Servicemen of Ukrainian Military Forces walk along tranches on their position on the front line with Russia backed separatists, near Novognativka village, Donetsk region on February 21, 2022. (Photo by Anatolii STEPANOV / AFP)

Civilians from the Donetsk region are supposed to get to safety, at the same time the stream of ambulances going in the opposite direction towards the front does not stop. They are taking wounded soldiers to other parts of Ukraine for further medical care, reports the British newspaper The Times.

One of them is Dima Filin, commander in the Ukrainian army, who is said to be recovering from a shrapnel wound to his head in Kyiv. The 47-year-old complained to the newspaper about the lack of supplies. “We fight when we have grenades. Otherwise there is nothing we can do,” he described the situation at the front. A month ago his artillery unit would have fired 150 shells a day. At the moment there are only ten bullets a day – or none at all.

“We couldn’t do anything. For the past four days, we’ve only been hiding from the Russian drones,” Filin said. “We were being chased like rabbits by the Russian artillery.”

For more than four months, Ukraine has been defending itself against the Russian war of aggression. While Putin’s troops were still trying to reach Kyiv at the beginning of the invasion, the fighting is now concentrating on the Donbass in the east of the country, where pro-Russian separatists have been occupying large areas since 2014. After heavy fighting, the Russian army completely conquered the Luhansk region about a week ago. National Guardsman Helena Maksyom and her unit stayed there for 40 days before being ordered to withdraw, she told the Times.

“Many were desperate. You had the feeling that you could die at any moment,” the newspaper quoted the soldier as saying. She and her unit were also out of weapons. “We kind of felt forgotten. Forgotten in this country with this constant shelling, fires and missiles.”

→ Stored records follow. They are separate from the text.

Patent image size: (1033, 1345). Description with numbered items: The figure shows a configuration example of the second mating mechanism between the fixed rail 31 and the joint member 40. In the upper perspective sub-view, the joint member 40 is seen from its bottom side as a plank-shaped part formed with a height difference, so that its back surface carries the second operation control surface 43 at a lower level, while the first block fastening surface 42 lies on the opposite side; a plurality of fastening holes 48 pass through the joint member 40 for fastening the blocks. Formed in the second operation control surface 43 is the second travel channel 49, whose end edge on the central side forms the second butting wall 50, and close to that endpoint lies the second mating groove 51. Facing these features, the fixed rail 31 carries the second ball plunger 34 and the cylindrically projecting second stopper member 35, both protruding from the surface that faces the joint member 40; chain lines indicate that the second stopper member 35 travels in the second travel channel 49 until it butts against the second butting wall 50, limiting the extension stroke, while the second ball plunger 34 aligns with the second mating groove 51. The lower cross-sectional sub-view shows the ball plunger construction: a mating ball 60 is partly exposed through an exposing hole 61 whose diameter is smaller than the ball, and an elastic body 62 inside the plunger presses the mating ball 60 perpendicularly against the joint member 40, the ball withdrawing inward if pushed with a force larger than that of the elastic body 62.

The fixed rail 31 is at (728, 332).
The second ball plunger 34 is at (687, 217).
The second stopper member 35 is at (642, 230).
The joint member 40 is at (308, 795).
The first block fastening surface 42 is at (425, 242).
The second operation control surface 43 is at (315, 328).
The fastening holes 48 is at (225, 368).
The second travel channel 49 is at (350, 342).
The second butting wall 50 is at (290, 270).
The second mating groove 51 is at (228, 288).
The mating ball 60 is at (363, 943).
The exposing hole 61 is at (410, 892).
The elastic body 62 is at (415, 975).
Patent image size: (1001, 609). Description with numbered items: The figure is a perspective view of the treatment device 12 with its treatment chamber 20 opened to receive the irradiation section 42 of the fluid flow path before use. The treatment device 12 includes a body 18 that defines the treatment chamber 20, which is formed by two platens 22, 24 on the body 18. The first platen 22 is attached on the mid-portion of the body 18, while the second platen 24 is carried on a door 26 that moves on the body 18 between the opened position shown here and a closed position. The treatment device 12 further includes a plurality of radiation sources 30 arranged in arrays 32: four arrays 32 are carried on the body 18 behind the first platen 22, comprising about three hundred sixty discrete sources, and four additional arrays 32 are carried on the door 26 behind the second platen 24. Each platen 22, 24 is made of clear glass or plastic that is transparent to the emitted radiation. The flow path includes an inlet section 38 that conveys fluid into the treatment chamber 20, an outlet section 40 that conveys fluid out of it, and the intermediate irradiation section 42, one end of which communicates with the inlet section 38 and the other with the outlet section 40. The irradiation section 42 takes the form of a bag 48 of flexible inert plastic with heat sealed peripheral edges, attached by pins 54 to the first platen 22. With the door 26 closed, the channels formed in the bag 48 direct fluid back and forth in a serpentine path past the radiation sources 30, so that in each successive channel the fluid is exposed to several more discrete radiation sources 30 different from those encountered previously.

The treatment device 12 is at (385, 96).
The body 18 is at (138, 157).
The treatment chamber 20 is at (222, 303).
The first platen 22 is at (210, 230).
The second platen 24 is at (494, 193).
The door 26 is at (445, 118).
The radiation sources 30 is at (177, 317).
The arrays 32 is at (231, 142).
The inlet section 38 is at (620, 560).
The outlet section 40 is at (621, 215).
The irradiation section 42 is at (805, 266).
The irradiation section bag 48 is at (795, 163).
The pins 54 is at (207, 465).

“When we were recruited, our attitude was very good. We knew where we were going and we were ready to be killed,” the newspaper quotes a young man named Alex, who decided to fight after the aggressive war began. “But when we ran out of cartridges, everyone got very depressed. It was terrible,” the window maker from Kyiv continued. “You see, the mood is bad,” he added. Sometimes his unit didn’t have any grenades to return the Russian artillery fire, the young man said. “But we will fight as long as we have guns.”

Since the fighting began, 40 percent of his comrades have fallen. A friend had his leg blown off right next to him, Alex told the Times.

“We see a lot of injuries to the extremities, head injuries, eye injuries,” the newspaper quoted general practitioner Ivanna Chobaniuk as saying. Before the particularly badly injured are transported further, they would be stabilized in a field hospital near the front. Some days her team would treat more than 100 people.

The injuries are mostly “caused by heavy artillery fire and rocket attacks, all the shrapnel. And also pressure trauma from the blasts…unfortunately not all of them survive,” the 29-year-old medic told The Times. Just recently, an adviser to President Volodymyr Zelenskyj put the number of Ukrainian soldiers killed every day at 200. The exact number of dead fighters is unclear – Russia is also keeping silent.